Bash Logging Traps

June 3, 2019

At AppNexus, we use Bash to do some important things, and whenever you have a system that does important things, it’s critical to get logging right so that you can find out what happened when something goes wrong.

The strategy we use to log from Bash is outlined in this blog post. To summarize, we redirect STDOUT and STDERR in our Bash scripts to write into [logger](<http://man7.org/linux/man-pages/man1/logger.1.html>), with various options enabled. logger then sends our messages to syslog (as well as the terminal), and with some syslog configuration we make sure that the messages are routed into a centralized file.

The code to achieve this looks like this:

#!/bin/bash

exec 1> >(/usr/bin/logger -s -t "$(basename $0)")
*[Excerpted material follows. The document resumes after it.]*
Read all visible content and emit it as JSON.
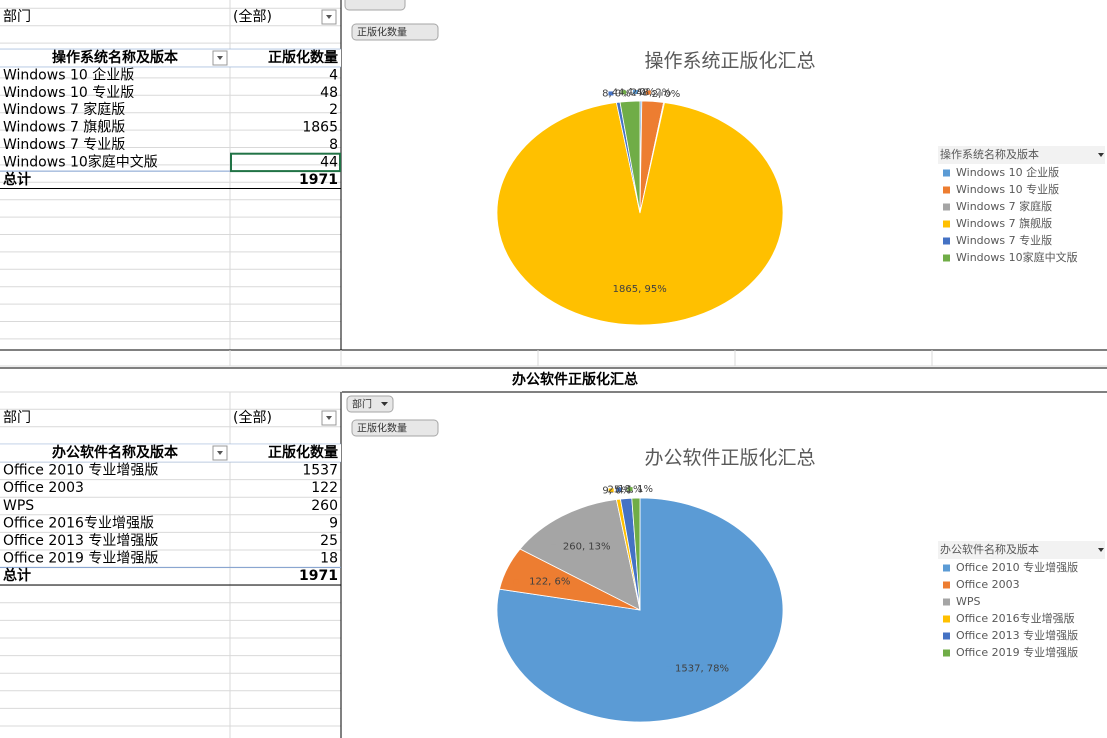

echo "Hi, I'm using syslog!"

Output:

test.sh: Hi, I'm using syslog!

This is all well and good, and we’ve written many Bash scripts that use this approach to great success. However, there is an edge case to consider when doing this that we encountered recently and that I want to point out because it 1) can result in serious bugs, and 2) provides an opportunity to learn more about how Bash handles redirection and signals!

Cleanup Traps

It is a common pattern in our Bash scripts to trigger some cleanup work if the script exits for some reason (be it because an error was encountered, the script was forcibly killed, or we simply got to the end). To implement this, we use [trap](<http://man7.org/linux/man-pages/man1/trap.1p.html>) to set up a signal handler for whichever signals we consider important to intercept.

In this example, we set up a handler for the INT signal, so that if we are killed during execution, we execute the cleanup function:

#!/bin/bash

exec 1> >(/usr/bin/logger -s -t "$(basename $0)")

cleanup() {
    # Do something really important
    echo "Done with cleanup!"
    exit 1
}

trap cleanup INT

echo "Hi, I'm using syslog!"

while true; do
    # Wait indefinitely by running sleep in the background. Reason to run in 
    # the background is because when Bash is executing an external command in
    # the foreground, it does not handle any signals received until the
    # foreground process terminates.
    # See <http://mywiki.wooledge.org/SignalTrap#When_is_the_signal_handled.3F>
    # for more details.
    sleep 10 &
    wait $!
done

When we run the script, we should see:

$ ./test.sh
test.sh: Hi, I'm using syslog!

Now, in another shell, let’s find our process using ps:

$ ps afx
...
28242 pts/18   Ss     0:00  \\_ -bash
31316 pts/18   S+     0:00      \\_ /bin/bash ./test.sh
31317 pts/18   S+     0:00          \\_ /bin/bash ./test.sh
31321 pts/18   S+     0:00          |   \\_ /usr/bin/logger -s -t test.sh
31369 pts/18   S+     0:00          \\_ sleep 10

There are a couple of PIDs here, and it’s worth going into detail about what each one of them are:

28242 is the Bash shell from which we ran test.sh (our program).
31316 is test.sh itself.
31369 is the sleep command that we run in the background that allows us to wait indefinitely for a SIGINT.